CTIO is a part of the U.S. National Optical Astronomy Observatory (NOAO) and has provided U.S. astronomers access to the southern sky for four decades. Gemini and NOAO are both managed for the NSF by the Association of Universities for Research in Astronomy, Inc. (AURA).
A big plus for CTIO, is that because of this relationship, all telescopes operating under the CTIO umbrella will benefit from the new Gemini Internet link by being able to share this high-information "science-net". Dr. Smith emphasized that this sharing will allow users of the telescopes operated by CTIO to exploit similar Internet potentials such as Gemini's Remote Viewing Project and the observatory's new Teacher Exchange Program (See related press release).
"Now," said Dr. Smith, who also serves as AURA's representative in Chile, "Gemini will take this concept a step further with its twin 8-meter telescopes, fully integrated and connected by the modern technology of the Internet."
As Gemini Observatory Director Dr. Mountain so aptly characterized it, "Welcome to the dawning era of point and click astronomy."
The Gemini Observatory is an international collaboration that has built two identical 8-meter telescopes. The telescopes are located at Mauna Kea, Hawai'i (Gemini North) and Cerro Pachón in central Chile (Gemini South), and hence provide full coverage of both hemispheres of the sky. Both telescopes incorporate new technologies that allow large, relatively thin mirrors under active control to collect and focus both optical and infrared radiation from space.
The Gemini Observatory provides the astronomical communities in each partner country with state-of-the-art astronomical facilities that allocate observing time in proportion to each country's contribution.
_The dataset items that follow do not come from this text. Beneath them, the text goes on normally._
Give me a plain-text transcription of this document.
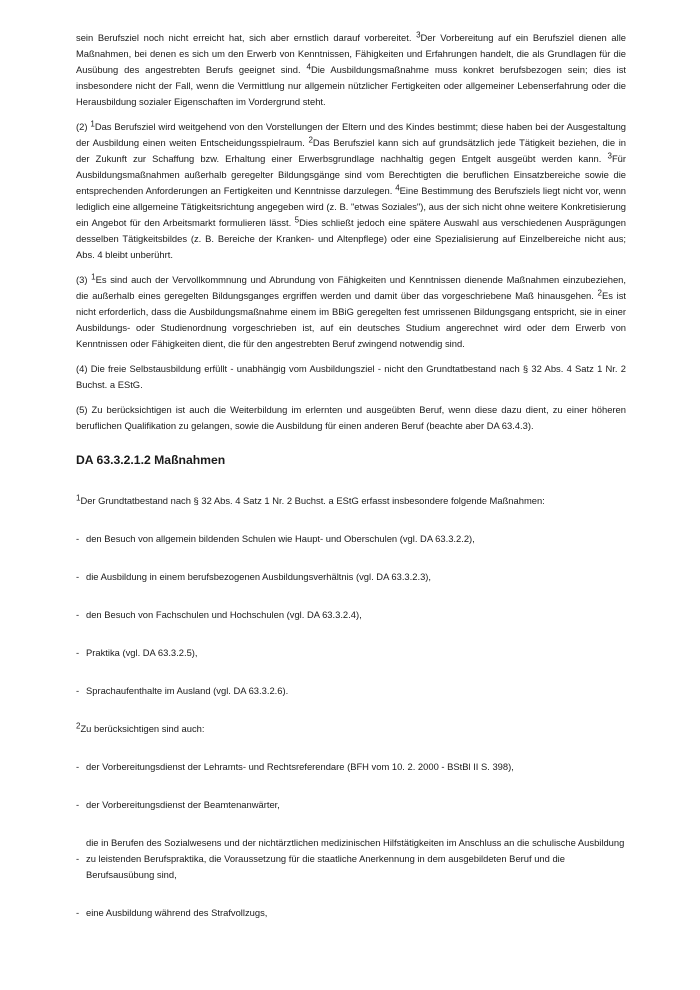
sein Berufsziel noch nicht erreicht hat, sich aber ernstlich darauf vorbereitet. $^3$Der Vorbereitung auf ein Berufsziel dienen alle Maßnahmen, bei denen es sich um den Erwerb von Kenntnissen, Fähigkeiten und Erfahrungen handelt, die als Grundlagen für die Ausübung des angestrebten Berufs geeignet sind. $^4$Die Ausbildungsmaßnahme muss konkret berufsbezogen sein; dies ist insbesondere nicht der Fall, wenn die Vermittlung nur allgemein nützlicher Fertigkeiten oder allgemeiner Lebenserfahrung oder die Herausbildung sozialer Eigenschaften im Vordergrund steht.

(2) $^1$Das Berufsziel wird weitgehend von den Vorstellungen der Eltern und des Kindes bestimmt; diese haben bei der Ausgestaltung der Ausbildung einen weiten Entscheidungsspielraum. $^2$Das Berufsziel kann sich auf grundsätzlich jede Tätigkeit beziehen, die in der Zukunft zur Schaffung bzw. Erhaltung einer Erwerbsgrundlage nachhaltig gegen Entgelt ausgeübt werden kann. $^3$Für Ausbildungsmaßnahmen außerhalb geregelter Bildungsgänge sind vom Berechtigten die beruflichen Einsatzbereiche sowie die entsprechenden Anforderungen an Fertigkeiten und Kenntnisse darzulegen. $^4$Eine Bestimmung des Berufsziels liegt nicht vor, wenn lediglich eine allgemeine Tätigkeitsrichtung angegeben wird (z. B. "etwas Soziales"), aus der sich nicht ohne weitere Konkretisierung ein Angebot für den Arbeitsmarkt formulieren lässt. $^5$Dies schließt jedoch eine spätere Auswahl aus verschiedenen Ausprägungen desselben Tätigkeitsbildes (z. B. Bereiche der Kranken- und Altenpflege) oder eine Spezialisierung auf Einzelbereiche nicht aus; Abs. 4 bleibt unberührt.

(3) $^1$Es sind auch der Vervollkommnung und Abrundung von Fähigkeiten und Kenntnissen dienende Maßnahmen einzubeziehen, die außerhalb eines geregelten Bildungsganges ergriffen werden und damit über das vorgeschriebene Maß hinausgehen. $^2$Es ist nicht erforderlich, dass die Ausbildungsmaßnahme einem im BBiG geregelten fest umrissenen Bildungsgang entspricht, sie in einer Ausbildungs- oder Studienordnung vorgeschrieben ist, auf ein deutsches Studium angerechnet wird oder dem Erwerb von Kenntnissen oder Fähigkeiten dient, die für den angestrebten Beruf zwingend notwendig sind.

(4) Die freie Selbstausbildung erfüllt - unabhängig vom Ausbildungsziel - nicht den Grundtatbestand nach § 32 Abs. 4 Satz 1 Nr. 2 Buchst. a EStG.

(5) Zu berücksichtigen ist auch die Weiterbildung im erlernten und ausgeübten Beruf, wenn diese dazu dient, zu einer höheren beruflichen Qualifikation zu gelangen, sowie die Ausbildung für einen anderen Beruf (beachte aber DA 63.4.3).

DA 63.3.2.1.2 Maßnahmen

$^1$Der Grundtatbestand nach § 32 Abs. 4 Satz 1 Nr. 2 Buchst. a EStG erfasst insbesondere folgende Maßnahmen:

- den Besuch von allgemein bildenden Schulen wie Haupt- und Oberschulen (vgl. DA 63.3.2.2),
- die Ausbildung in einem berufsbezogenen Ausbildungsverhältnis (vgl. DA 63.3.2.3),
- den Besuch von Fachschulen und Hochschulen (vgl. DA 63.3.2.4),
- Praktika (vgl. DA 63.3.2.5),
- Sprachaufenthalte im Ausland (vgl. DA 63.3.2.6).

$^2$Zu berücksichtigen sind auch:

- der Vorbereitungsdienst der Lehramts- und Rechtsreferendare (BFH vom 10. 2. 2000 - BStBl II S. 398),
- der Vorbereitungsdienst der Beamtenanwärter,
-
die in Berufen des Sozialwesens und der nichtärztlichen medizinischen Hilfstätigkeiten im Anschluss an die schulische Ausbildung zu leistenden Berufspraktika, die Voraussetzung für die staatliche Anerkennung in dem ausgebildeten Beruf und die Berufsausübung sind,
- eine Ausbildung während des Strafvollzugs,
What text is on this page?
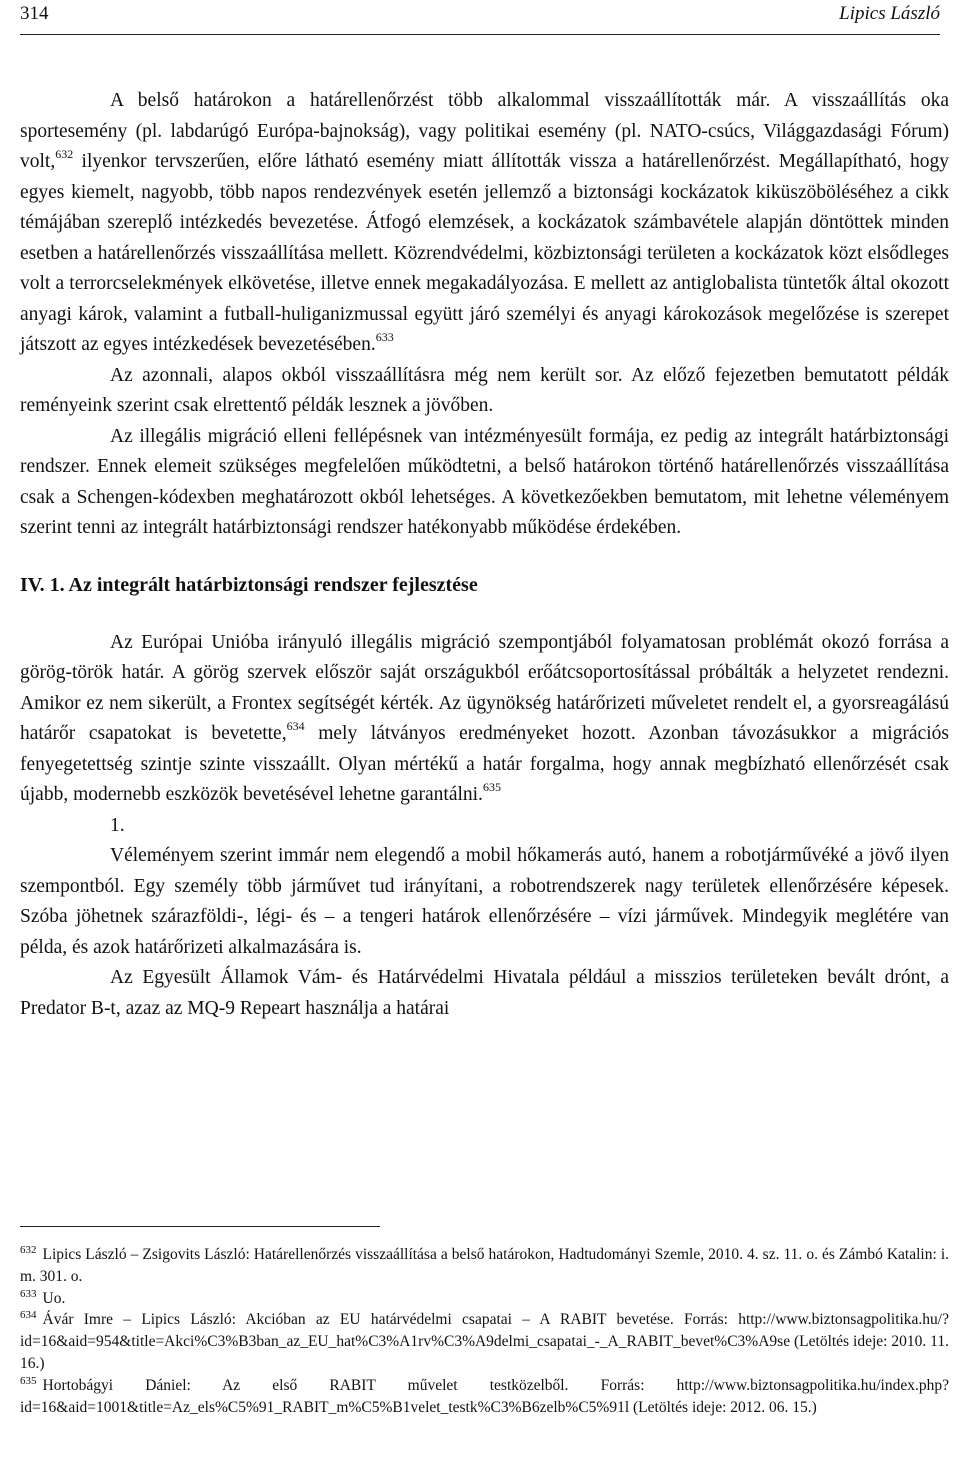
314	Lipics László

A belső határokon a határellenőrzést több alkalommal visszaállították már. A visszaállítás oka sportesemény (pl. labdarúgó Európa-bajnokság), vagy politikai esemény (pl. NATO-csúcs, Világgazdasági Fórum) volt,$^{632}$ ilyenkor tervszerűen, előre látható esemény miatt állították vissza a határellenőrzést. Megállapítható, hogy egyes kiemelt, nagyobb, több napos rendezvények esetén jellemző a biztonsági kockázatok kiküszöböléséhez a cikk témájában szereplő intézkedés bevezetése. Átfogó elemzések, a kockázatok számbavétele alapján döntöttek minden esetben a határellenőrzés visszaállítása mellett. Közrendvédelmi, közbiztonsági területen a kockázatok közt elsődleges volt a terrorcselekmények elkövetése, illetve ennek megakadályozása. E mellett az antiglobalista tüntetők által okozott anyagi károk, valamint a futball-huliganizmussal együtt járó személyi és anyagi károkozások megelőzése is szerepet játszott az egyes intézkedések bevezetésében.$^{633}$

Az azonnali, alapos okból visszaállításra még nem került sor. Az előző fejezetben bemutatott példák reményeink szerint csak elrettentő példák lesznek a jövőben.

Az illegális migráció elleni fellépésnek van intézményesült formája, ez pedig az integrált határbiztonsági rendszer. Ennek elemeit szükséges megfelelően működtetni, a belső határokon történő határellenőrzés visszaállítása csak a Schengen-kódexben meghatározott okból lehetséges. A következőekben bemutatom, mit lehetne véleményem szerint tenni az integrált határbiztonsági rendszer hatékonyabb működése érdekében.

IV. 1. Az integrált határbiztonsági rendszer fejlesztése

Az Európai Unióba irányuló illegális migráció szempontjából folyamatosan problémát okozó forrása a görög-török határ. A görög szervek először saját országukból erőátcsoportosítással próbálták a helyzetet rendezni. Amikor ez nem sikerült, a Frontex segítségét kérték. Az ügynökség határőrizeti műveletet rendelt el, a gyorsreagálású határőr csapatokat is bevetette,$^{634}$ mely látványos eredményeket hozott. Azonban távozásukkor a migrációs fenyegetettség szintje szinte visszaállt. Olyan mértékű a határ forgalma, hogy annak megbízható ellenőrzését csak újabb, modernebb eszközök bevetésével lehetne garantálni.$^{635}$

1.

Véleményem szerint immár nem elegendő a mobil hőkamerás autó, hanem a robotjárművéké a jövő ilyen szempontból. Egy személy több járművet tud irányítani, a robotrendszerek nagy területek ellenőrzésére képesek. Szóba jöhetnek szárazföldi-, légi- és – a tengeri határok ellenőrzésére – vízi járművek. Mindegyik meglétére van példa, és azok határőrizeti alkalmazására is.

Az Egyesült Államok Vám- és Határvédelmi Hivatala például a misszios területeken bevált drónt, a Predator B-t, azaz az MQ-9 Repeart használja a határai

$^{632}$ Lipics László – Zsigovits László: Határellenőrzés visszaállítása a belső határokon, Hadtudományi Szemle, 2010. 4. sz. 11. o. és Zámbó Katalin: i. m. 301. o.

$^{633}$ Uo.

$^{634}$ Ávár Imre – Lipics László: Akcióban az EU határvédelmi csapatai – A RABIT bevetése. Forrás: http://www.biztonsagpolitika.hu/?id=16&aid=954&title=Akci%C3%B3ban_az_EU_hat%C3%A1rv%C3%A9delmi_csapatai_-_A_RABIT_bevet%C3%A9se (Letöltés ideje: 2010. 11. 16.)

$^{635}$ Hortobágyi Dániel: Az első RABIT művelet testközelből. Forrás: http://www.biztonsagpolitika.hu/index.php?id=16&aid=1001&title=Az_els%C5%91_RABIT_m%C5%B1velet_testk%C3%B6zelb%C5%91l (Letöltés ideje: 2012. 06. 15.)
In addition to financial support, each country also contributes significant scientific and technical resources. The national research agencies that form the Gemini partnership include: the US National Science Foundation (NSF), the UK Particle Physics and Astronomy Research Council (PPARC), the Canadian National Research Council (NRC), the Chilean Comisión Nacional de Investigación Cientifica y Tecnológica (CONICYT), the Australian Research Council (ARC), the Argentinean Consejo Nacional de Investigaciones Científicas y Técnicas (CONICET) and the Brazilian Conselho Nacional de Desenvolvimento Científico e Tecnológico (CNPq). The Observatory is managed by the Association of Universities for Research in Astronomy, Inc. (AURA) under a cooperative agreement with the NSF. The NSF also serves as the executive agency for the international partnership.